We've been on a roll here at the Moneyologist with mother-in-law questions. They tend to come in waves. Before that, it was stepmothers, disgruntled children and controlling parents.

With your letter, I am picking up a lot of antipathy towards your mother-in-law. Let's look at the evidence: The over-use of the word "she.' (As my own mother would say, "Who's she? The cat's mother?") The fact that your mother-in-law has lived off money her husband left behind and, as you say, "some wealthy boyfriends." (I don't care what socio-demographic group she's from, they are tough words.) You say your mother-in-law hasn't worked since 1981. (Look at it this way: She is from a different generation. It's hard to get back into the workforce once you've taken so much time out, and raising a child is a full-time job in itself.) She may not be perfect, but she's the only mother your husband's got.

That said, your red flags are right on the money. Assets inherited by your husband are passed on through a " step-up in basis" or are valued at the current value, not the purchase price, says Blake Harris, an attorney at Mile High Estate Planning in Denver. If your mother-in-law put your husband's name on the deed, he would incur capital gains tax, Harris says. If the house was sold for $1 million, even though it was originally purchased for $500,000, he would have to pay capital gains tax on $500,000.

However, he would not have to pay capital gains if he sold it after inheriting the house at her death.
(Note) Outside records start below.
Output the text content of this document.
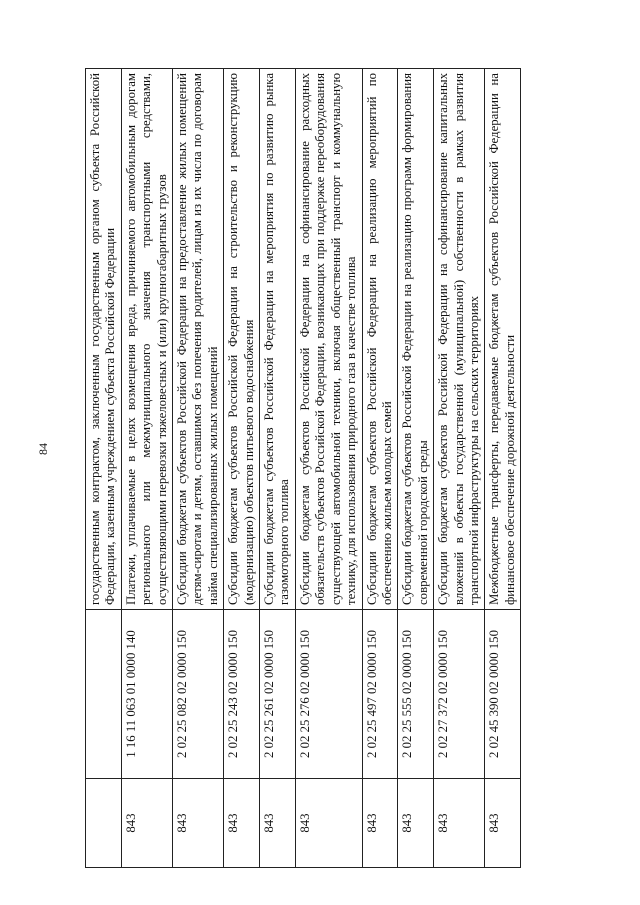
84
			государственным контрактом, заключенным государственным органом субъекта Российской Федерации, казенным учреждением субъекта Российской Федерации
843	1 16 11 063 01 0000 140	Платежи, уплачиваемые в целях возмещения вреда, причиняемого автомобильным дорогам регионального или межмуниципального значения транспортными средствами, осуществляющими перевозки тяжеловесных и (или) крупногабаритных грузов
843	2 02 25 082 02 0000 150	Субсидии бюджетам субъектов Российской Федерации на предоставление жилых помещений детям-сиротам и детям, оставшимся без попечения родителей, лицам из их числа по договорам найма специализированных жилых помещений
843	2 02 25 243 02 0000 150	Субсидии бюджетам субъектов Российской Федерации на строительство и реконструкцию (модернизацию) объектов питьевого водоснабжения
843	2 02 25 261 02 0000 150	Субсидии бюджетам субъектов Российской Федерации на мероприятия по развитию рынка газомоторного топлива
843	2 02 25 276 02 0000 150	Субсидии бюджетам субъектов Российской Федерации на софинансирование расходных обязательств субъектов Российской Федерации, возникающих при поддержке переоборудования существующей автомобильной техники, включая общественный транспорт и коммунальную технику, для использования природного газа в качестве топлива
843	2 02 25 497 02 0000 150	Субсидии бюджетам субъектов Российской Федерации на реализацию мероприятий по обеспечению жильем молодых семей
843	2 02 25 555 02 0000 150	Субсидии бюджетам субъектов Российской Федерации на реализацию программ формирования современной городской среды
843	2 02 27 372 02 0000 150	Субсидии бюджетам субъектов Российской Федерации на софинансирование капитальных вложений в объекты государственной (муниципальной) собственности в рамках развития транспортной инфраструктуры на сельских территориях
843	2 02 45 390 02 0000 150	Межбюджетные трансферты, передаваемые бюджетам субъектов Российской Федерации на финансовое обеспечение дорожной деятельности
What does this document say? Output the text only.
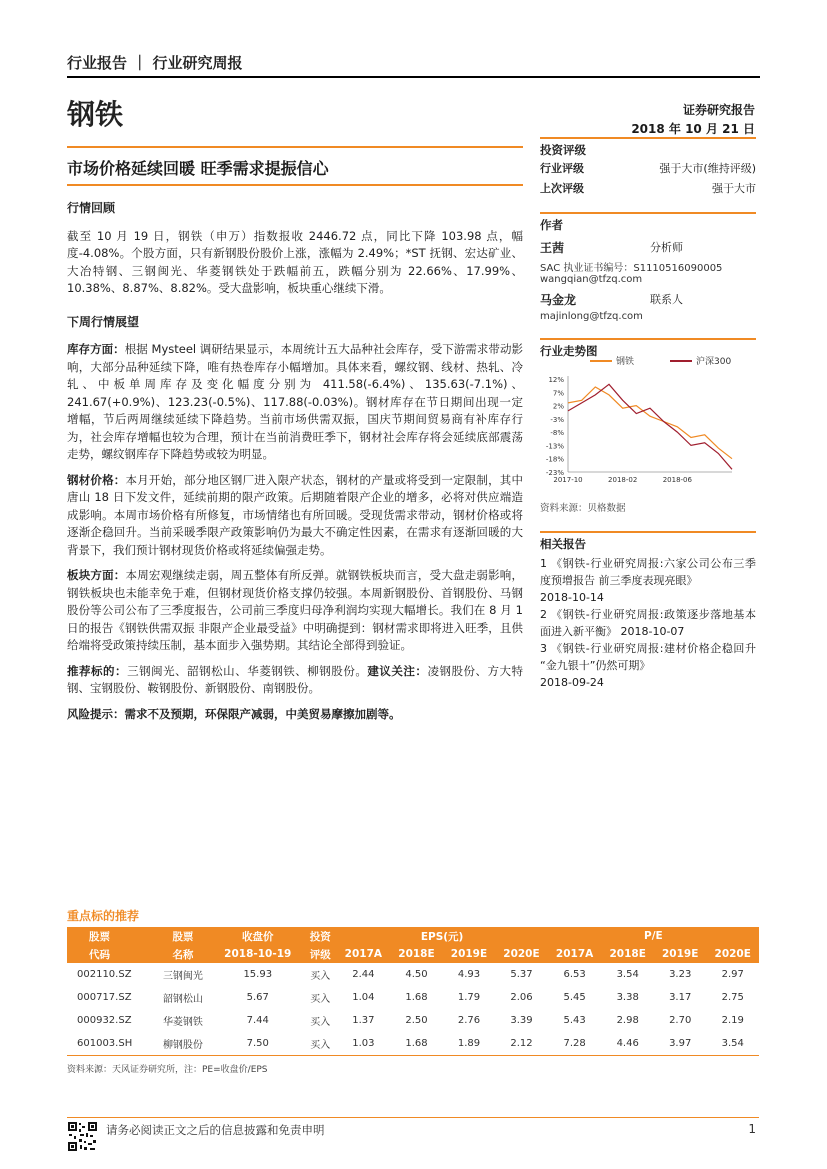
行业报告 ｜ 行业研究周报
钢铁	证券研究报告
2018 年 10 月 21 日
市场价格延续回暖 旺季需求提振信心
行情回顾
截至 10 月 19 日，钢铁（申万）指数报收 2446.72 点，同比下降 103.98 点，幅度-4.08%。个股方面，只有新钢股份股价上涨，涨幅为 2.49%；*ST 抚钢、宏达矿业、大冶特钢、三钢闽光、华菱钢铁处于跌幅前五，跌幅分别为 22.66%、17.99%、10.38%、8.87%、8.82%。受大盘影响，板块重心继续下滑。
下周行情展望
库存方面：根据 Mysteel 调研结果显示，本周统计五大品种社会库存，受下游需求带动影响，大部分品种延续下降，唯有热卷库存小幅增加。具体来看，螺纹钢、线材、热轧、冷轧、中板单周库存及变化幅度分别为 411.58(-6.4%)、135.63(-7.1%)、241.67(+0.9%)、123.23(-0.5%)、117.88(-0.03%)。钢材库存在节日期间出现一定增幅，节后两周继续延续下降趋势。当前市场供需双振，国庆节期间贸易商有补库存行为，社会库存增幅也较为合理，预计在当前消费旺季下，钢材社会库存将会延续底部震荡走势，螺纹钢库存下降趋势或较为明显。
钢材价格：本月开始，部分地区钢厂进入限产状态，钢材的产量或将受到一定限制，其中唐山 18 日下发文件，延续前期的限产政策。后期随着限产企业的增多，必将对供应端造成影响。本周市场价格有所修复，市场情绪也有所回暖。受现货需求带动，钢材价格或将逐渐企稳回升。当前采暖季限产政策影响仍为最大不确定性因素，在需求有逐渐回暖的大背景下，我们预计钢材现货价格或将延续偏强走势。
板块方面：本周宏观继续走弱，周五整体有所反弹。就钢铁板块而言，受大盘走弱影响，钢铁板块也未能幸免于难，但钢材现货价格支撑仍较强。本周新钢股份、首钢股份、马钢股份等公司公布了三季度报告，公司前三季度归母净利润均实现大幅增长。我们在 8 月 1 日的报告《钢铁供需双振 非限产企业最受益》中明确提到：钢材需求即将进入旺季，且供给端将受政策持续压制，基本面步入强势期。其结论全部得到验证。
推荐标的：三钢闽光、韶钢松山、华菱钢铁、柳钢股份。建议关注：凌钢股份、方大特钢、宝钢股份、鞍钢股份、新钢股份、南钢股份。
风险提示：需求不及预期，环保限产减弱，中美贸易摩擦加剧等。
投资评级
行业评级	强于大市(维持评级)
上次评级	强于大市
作者
王茜	分析师
SAC 执业证书编号：S1110516090005
wangqian@tfzq.com
马金龙	联系人
majinlong@tfzq.com
行业走势图
钢铁	沪深300
12%
7%
2%
-3%
-8%
-13%
-18%
-23%
2017-10	2018-02	2018-06
资料来源：贝格数据
相关报告
1 《钢铁-行业研究周报:六家公司公布三季度预增报告 前三季度表现亮眼》
2018-10-14
2 《钢铁-行业研究周报:政策逐步落地基本面进入新平衡》 2018-10-07
3 《钢铁-行业研究周报:建材价格企稳回升 “金九银十”仍然可期》
2018-09-24
重点标的推荐
股票	股票	收盘价	投资	EPS(元)				P/E			
代码	名称	2018-10-19	评级	2017A	2018E	2019E	2020E	2017A	2018E	2019E	2020E
002110.SZ	三钢闽光	15.93	买入	2.44	4.50	4.93	5.37	6.53	3.54	3.23	2.97
000717.SZ	韶钢松山	5.67	买入	1.04	1.68	1.79	2.06	5.45	3.38	3.17	2.75
000932.SZ	华菱钢铁	7.44	买入	1.37	2.50	2.76	3.39	5.43	2.98	2.70	2.19
601003.SH	柳钢股份	7.50	买入	1.03	1.68	1.89	2.12	7.28	4.46	3.97	3.54
资料来源：天风证券研究所，注：PE=收盘价/EPS
请务必阅读正文之后的信息披露和免责申明	1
And if he sold the house a few years after your mother-in-law died and it was then worth $1.1 million, he would only pay capital gains on that $100,000 difference.

Another way to avoid probate: Your mother-in-law could create a revocable living trust and transfer her home into that. Your husband would not have to pay capital gains tax after she dies. "Probate is the court process for distributing a loved one's property after they pass away and typically takes one to two years and costs a few thousand dollars," Harris adds. "Creating an estate plan that avoids probate is a gift to the beneficiaries." (Harris advises consulting an attorney in case there would be any impact on your mother-in-law's long-term care insurance and whether she might need to go on Medicaid in the future to help pay for her assisted living or nursing home.)

Bottom line: It appears your mother-in-law is trying to help you and, contrary to previous letters, she is not cutting anyone out of her will or stealing money from her son. But she could be helping him even more. Explain the tax advantages of keeping the home in her name, and explore other possibilities like a trust. Mothers-in-law get a bad rap. Take a deep breath, put aside your resentments about the fights with your husband (you are never going to change her) and your belief that she is a lady of leisure. Instead, ask her what you can do to help her. It might help your relationship and provide a shift in the way you think of her.